Bien connu en Amérique latine, l’artiste protéiforme intéresse aujourd’hui les historiens et les collectionneurs européens, pour son œuvre d’une vive originalité. Artpassions partage plusieurs de ses créations inédites, fondatrices de l’histoire culturelle caribéenne.

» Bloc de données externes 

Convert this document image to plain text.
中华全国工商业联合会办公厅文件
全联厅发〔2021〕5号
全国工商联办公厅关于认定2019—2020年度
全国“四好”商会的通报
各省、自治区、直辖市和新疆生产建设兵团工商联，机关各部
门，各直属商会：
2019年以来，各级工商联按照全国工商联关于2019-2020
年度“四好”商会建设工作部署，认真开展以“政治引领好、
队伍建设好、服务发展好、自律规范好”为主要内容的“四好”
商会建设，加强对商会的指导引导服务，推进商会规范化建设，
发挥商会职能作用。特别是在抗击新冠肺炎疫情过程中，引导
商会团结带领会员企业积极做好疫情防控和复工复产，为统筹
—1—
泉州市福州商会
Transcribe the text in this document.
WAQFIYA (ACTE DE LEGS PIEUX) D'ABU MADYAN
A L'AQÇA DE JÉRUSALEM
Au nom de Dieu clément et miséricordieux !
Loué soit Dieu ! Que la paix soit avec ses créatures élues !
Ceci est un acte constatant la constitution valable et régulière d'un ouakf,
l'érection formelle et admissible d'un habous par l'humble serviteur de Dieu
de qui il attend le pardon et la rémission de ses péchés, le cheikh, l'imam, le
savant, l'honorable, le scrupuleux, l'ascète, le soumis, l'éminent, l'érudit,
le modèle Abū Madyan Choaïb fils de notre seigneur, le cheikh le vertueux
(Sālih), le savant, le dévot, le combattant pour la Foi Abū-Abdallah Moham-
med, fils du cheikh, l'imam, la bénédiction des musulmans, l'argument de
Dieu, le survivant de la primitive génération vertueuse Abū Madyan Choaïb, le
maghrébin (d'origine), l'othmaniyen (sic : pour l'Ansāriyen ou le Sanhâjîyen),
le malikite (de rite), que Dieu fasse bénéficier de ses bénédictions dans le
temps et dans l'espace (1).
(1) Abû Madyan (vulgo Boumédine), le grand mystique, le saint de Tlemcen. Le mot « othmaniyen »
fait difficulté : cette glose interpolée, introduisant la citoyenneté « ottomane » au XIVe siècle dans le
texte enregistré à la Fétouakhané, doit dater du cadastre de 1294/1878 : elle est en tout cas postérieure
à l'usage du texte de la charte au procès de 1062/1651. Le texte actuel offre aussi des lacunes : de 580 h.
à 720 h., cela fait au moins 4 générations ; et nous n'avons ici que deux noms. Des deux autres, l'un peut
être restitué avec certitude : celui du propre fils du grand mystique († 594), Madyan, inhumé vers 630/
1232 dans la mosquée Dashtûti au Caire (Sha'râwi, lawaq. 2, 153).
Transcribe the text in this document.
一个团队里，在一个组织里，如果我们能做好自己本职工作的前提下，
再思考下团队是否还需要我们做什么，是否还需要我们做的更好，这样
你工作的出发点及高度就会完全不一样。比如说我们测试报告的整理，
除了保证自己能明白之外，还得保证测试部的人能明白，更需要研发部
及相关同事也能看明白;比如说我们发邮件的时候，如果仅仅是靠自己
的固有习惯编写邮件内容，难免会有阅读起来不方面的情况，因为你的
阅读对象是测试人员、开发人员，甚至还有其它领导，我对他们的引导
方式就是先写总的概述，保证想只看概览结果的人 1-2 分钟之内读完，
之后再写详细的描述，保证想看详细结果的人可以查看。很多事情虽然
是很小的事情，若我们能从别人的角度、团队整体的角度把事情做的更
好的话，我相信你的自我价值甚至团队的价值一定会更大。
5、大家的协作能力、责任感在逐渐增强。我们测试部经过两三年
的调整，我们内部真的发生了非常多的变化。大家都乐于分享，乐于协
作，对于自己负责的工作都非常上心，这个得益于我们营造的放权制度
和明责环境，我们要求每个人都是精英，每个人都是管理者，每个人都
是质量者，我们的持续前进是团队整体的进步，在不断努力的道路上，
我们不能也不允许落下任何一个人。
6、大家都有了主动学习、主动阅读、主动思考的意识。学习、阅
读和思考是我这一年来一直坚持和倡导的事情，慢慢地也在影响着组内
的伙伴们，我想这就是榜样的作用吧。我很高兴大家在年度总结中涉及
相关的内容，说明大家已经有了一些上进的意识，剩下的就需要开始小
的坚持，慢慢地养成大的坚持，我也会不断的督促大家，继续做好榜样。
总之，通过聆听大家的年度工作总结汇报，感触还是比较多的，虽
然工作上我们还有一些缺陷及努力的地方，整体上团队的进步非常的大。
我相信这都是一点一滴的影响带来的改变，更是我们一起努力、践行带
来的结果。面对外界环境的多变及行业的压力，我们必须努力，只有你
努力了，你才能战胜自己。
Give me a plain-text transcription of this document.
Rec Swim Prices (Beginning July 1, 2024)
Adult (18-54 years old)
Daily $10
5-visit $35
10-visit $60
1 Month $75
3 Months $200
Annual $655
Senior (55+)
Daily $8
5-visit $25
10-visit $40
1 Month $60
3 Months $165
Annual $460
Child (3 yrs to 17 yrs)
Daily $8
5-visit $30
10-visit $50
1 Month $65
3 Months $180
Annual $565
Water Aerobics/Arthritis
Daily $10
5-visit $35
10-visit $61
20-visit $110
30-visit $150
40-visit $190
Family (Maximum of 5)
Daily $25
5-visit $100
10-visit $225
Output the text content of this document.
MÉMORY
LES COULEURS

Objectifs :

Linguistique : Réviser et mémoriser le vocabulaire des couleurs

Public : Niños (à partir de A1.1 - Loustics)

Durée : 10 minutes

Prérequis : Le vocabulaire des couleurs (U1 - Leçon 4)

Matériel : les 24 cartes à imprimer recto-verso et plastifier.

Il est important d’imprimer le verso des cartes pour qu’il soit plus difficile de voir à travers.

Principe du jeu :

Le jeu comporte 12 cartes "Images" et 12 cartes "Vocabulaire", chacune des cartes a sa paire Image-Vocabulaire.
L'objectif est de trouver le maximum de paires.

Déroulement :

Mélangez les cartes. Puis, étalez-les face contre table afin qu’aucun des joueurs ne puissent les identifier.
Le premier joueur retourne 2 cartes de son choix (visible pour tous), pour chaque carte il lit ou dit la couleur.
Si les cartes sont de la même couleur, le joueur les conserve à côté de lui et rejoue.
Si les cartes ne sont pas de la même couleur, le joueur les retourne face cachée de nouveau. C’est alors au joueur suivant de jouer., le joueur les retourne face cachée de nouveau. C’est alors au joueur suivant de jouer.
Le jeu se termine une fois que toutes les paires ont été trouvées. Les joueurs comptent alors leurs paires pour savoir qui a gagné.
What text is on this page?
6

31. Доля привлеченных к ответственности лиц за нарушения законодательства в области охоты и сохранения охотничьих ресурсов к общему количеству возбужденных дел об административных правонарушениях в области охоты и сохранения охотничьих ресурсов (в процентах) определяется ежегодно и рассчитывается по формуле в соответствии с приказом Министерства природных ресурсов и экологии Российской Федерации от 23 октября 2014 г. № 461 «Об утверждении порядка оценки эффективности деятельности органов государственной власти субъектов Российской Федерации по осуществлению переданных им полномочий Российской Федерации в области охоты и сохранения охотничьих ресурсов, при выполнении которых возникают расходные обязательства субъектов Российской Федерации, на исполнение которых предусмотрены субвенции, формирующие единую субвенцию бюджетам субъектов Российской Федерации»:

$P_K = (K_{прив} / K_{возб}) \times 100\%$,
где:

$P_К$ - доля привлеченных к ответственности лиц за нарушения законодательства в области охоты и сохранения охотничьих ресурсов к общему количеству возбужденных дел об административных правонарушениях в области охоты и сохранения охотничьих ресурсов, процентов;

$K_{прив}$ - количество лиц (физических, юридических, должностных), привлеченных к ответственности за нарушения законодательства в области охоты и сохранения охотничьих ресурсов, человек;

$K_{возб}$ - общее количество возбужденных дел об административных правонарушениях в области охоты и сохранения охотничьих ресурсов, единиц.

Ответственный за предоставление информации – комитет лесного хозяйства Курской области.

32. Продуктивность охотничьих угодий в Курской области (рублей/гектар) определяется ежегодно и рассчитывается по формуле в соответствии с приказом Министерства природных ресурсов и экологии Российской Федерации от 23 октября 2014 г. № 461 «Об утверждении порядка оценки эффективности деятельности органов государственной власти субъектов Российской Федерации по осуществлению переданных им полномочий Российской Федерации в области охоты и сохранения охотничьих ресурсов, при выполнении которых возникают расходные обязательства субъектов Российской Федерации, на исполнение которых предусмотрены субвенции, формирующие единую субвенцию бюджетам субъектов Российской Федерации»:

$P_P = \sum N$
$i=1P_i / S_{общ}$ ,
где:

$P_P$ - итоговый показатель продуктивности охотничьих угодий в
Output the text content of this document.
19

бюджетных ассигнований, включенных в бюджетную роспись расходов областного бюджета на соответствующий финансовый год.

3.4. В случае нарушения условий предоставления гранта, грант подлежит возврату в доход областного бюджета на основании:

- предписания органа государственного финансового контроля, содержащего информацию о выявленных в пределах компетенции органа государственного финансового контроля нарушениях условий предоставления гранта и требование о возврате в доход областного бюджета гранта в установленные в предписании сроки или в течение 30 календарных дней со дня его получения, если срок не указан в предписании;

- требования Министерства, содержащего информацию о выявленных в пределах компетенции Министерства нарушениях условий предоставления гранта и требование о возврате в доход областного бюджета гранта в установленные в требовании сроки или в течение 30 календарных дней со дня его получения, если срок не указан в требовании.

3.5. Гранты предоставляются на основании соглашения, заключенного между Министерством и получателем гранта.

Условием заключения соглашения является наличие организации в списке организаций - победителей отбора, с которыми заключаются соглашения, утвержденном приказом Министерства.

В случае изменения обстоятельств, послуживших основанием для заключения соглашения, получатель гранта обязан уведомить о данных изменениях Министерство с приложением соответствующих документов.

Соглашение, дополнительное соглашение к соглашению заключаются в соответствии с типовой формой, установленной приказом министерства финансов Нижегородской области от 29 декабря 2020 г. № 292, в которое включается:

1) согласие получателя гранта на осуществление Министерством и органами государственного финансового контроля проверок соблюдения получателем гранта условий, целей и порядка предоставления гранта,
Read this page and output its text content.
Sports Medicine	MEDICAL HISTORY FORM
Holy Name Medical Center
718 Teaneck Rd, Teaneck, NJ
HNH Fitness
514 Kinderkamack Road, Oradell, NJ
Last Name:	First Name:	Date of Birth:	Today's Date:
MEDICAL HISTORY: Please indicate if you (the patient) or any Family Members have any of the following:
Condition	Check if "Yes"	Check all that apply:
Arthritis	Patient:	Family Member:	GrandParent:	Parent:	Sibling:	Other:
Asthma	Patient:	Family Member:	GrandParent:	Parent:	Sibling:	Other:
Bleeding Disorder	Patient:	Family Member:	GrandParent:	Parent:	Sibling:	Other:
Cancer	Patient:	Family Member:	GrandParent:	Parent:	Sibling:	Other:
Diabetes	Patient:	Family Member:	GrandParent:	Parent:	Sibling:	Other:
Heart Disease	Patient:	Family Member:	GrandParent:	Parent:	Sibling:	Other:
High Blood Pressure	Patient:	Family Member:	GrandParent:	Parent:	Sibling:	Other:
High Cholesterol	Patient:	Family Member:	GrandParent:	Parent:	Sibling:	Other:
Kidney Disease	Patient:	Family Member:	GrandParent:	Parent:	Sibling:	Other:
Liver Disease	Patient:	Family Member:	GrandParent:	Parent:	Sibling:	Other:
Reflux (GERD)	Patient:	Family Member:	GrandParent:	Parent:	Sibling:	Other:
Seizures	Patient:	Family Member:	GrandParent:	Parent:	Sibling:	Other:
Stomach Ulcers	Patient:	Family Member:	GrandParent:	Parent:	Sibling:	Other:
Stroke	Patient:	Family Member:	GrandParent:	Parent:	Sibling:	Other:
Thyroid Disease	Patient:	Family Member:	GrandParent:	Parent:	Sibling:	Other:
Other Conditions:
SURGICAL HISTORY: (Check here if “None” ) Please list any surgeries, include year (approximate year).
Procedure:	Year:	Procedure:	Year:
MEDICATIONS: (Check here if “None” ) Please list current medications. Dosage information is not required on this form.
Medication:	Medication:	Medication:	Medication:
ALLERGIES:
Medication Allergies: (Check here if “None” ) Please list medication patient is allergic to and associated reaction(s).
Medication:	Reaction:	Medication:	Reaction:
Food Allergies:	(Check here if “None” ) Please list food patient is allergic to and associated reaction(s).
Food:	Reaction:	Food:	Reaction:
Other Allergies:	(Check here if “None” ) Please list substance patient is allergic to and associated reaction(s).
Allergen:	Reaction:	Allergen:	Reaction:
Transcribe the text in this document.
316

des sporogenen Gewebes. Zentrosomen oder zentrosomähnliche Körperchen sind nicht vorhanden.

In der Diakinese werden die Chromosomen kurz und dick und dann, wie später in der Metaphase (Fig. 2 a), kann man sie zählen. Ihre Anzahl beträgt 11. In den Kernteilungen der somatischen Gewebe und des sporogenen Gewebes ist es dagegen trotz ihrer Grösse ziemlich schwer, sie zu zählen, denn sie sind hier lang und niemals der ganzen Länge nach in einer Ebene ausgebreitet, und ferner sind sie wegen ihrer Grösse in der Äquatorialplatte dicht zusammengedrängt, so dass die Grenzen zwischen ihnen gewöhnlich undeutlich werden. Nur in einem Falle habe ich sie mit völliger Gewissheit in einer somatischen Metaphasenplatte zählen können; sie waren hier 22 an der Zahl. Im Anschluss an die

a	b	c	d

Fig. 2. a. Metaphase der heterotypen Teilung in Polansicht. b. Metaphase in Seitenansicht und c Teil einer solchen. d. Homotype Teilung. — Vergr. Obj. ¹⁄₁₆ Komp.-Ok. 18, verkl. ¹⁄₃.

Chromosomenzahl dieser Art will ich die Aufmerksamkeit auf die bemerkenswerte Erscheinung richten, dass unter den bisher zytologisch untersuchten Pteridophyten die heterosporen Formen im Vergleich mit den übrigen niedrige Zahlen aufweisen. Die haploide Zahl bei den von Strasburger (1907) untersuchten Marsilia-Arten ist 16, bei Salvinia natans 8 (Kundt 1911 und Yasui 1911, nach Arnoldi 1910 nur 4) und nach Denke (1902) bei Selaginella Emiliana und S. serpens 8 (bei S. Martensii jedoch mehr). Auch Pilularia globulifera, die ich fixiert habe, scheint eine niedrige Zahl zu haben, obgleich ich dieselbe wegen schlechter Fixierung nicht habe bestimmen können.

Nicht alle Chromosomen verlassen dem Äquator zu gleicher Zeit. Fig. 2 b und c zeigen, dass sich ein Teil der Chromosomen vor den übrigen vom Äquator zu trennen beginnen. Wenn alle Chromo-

Des yeux rêveurs. Un chapeau. Un visage de personnage de roman. Les photographies de Samuel Feijóo dévoilent un homme doux, habité par un univers intérieur. L’auteur de La Cunetería (titre d’un recueil de nouvelles que l’on pourrait traduire par Le magasin de contes) vécut-il jamais dans le réel ? Son village de naissance en 1914, au centre du Cuba, portait déjà un nom fabuleux : La Jorobada – qui signifie littéralement « à bosse ». Il ne manque qu’une baleine pour remplacer les montagnes ! Afin d’étudier la littérature anglaise, Samuel rejoint la capitale. Mû par une insatiable soif de périples, il déménage vite à New York, intègre comme designeur une usine de meubles, qui le licencie pour avoir fomenté une grève, voyage partout dans le monde, mais conserve un centre de gravité : la Havane. Dans cette cité au carrefour de mille influences, il joue dès 1958 un rôle clé dans la Révolution cubaine, créant l’imprimerie nationale, posant pour la nouvelle République les jalons de l’édition contemporaine. Mais ce n’est pas l’éditeur, ni le grand humaniste que nous dépeignons dans ce portrait. C’est le plasticien multiforme qui, au fil de son invraisemblable existence, adapta sa palette et ses harmonies au rythme de ses rencontres, circulant tel un poisson aux écailles d’or à travers les courants les plus créatifs de son temps. Deux cultures antinomiques constitueront les pôles de son système : d’un côté, l’avant-garde d’inspiration européenne, de l’autre, l’effervescence des mythes et traditions caribéens. Peu de contrées, en comparaison de la sienne, combinent autant d’éclats, de narrations, de couleurs mêlées. La « cubanidad », cette identité nationale généreuse, ciselée au cours du XXe siècle, découle en effet de l’improbable synthèse des spiritualités catholiques et animistes, des baroques indigènes et hispaniques, fusionnant l’héritage colonial avec les légendes issues des peuples Taïnos ou Ciboneys.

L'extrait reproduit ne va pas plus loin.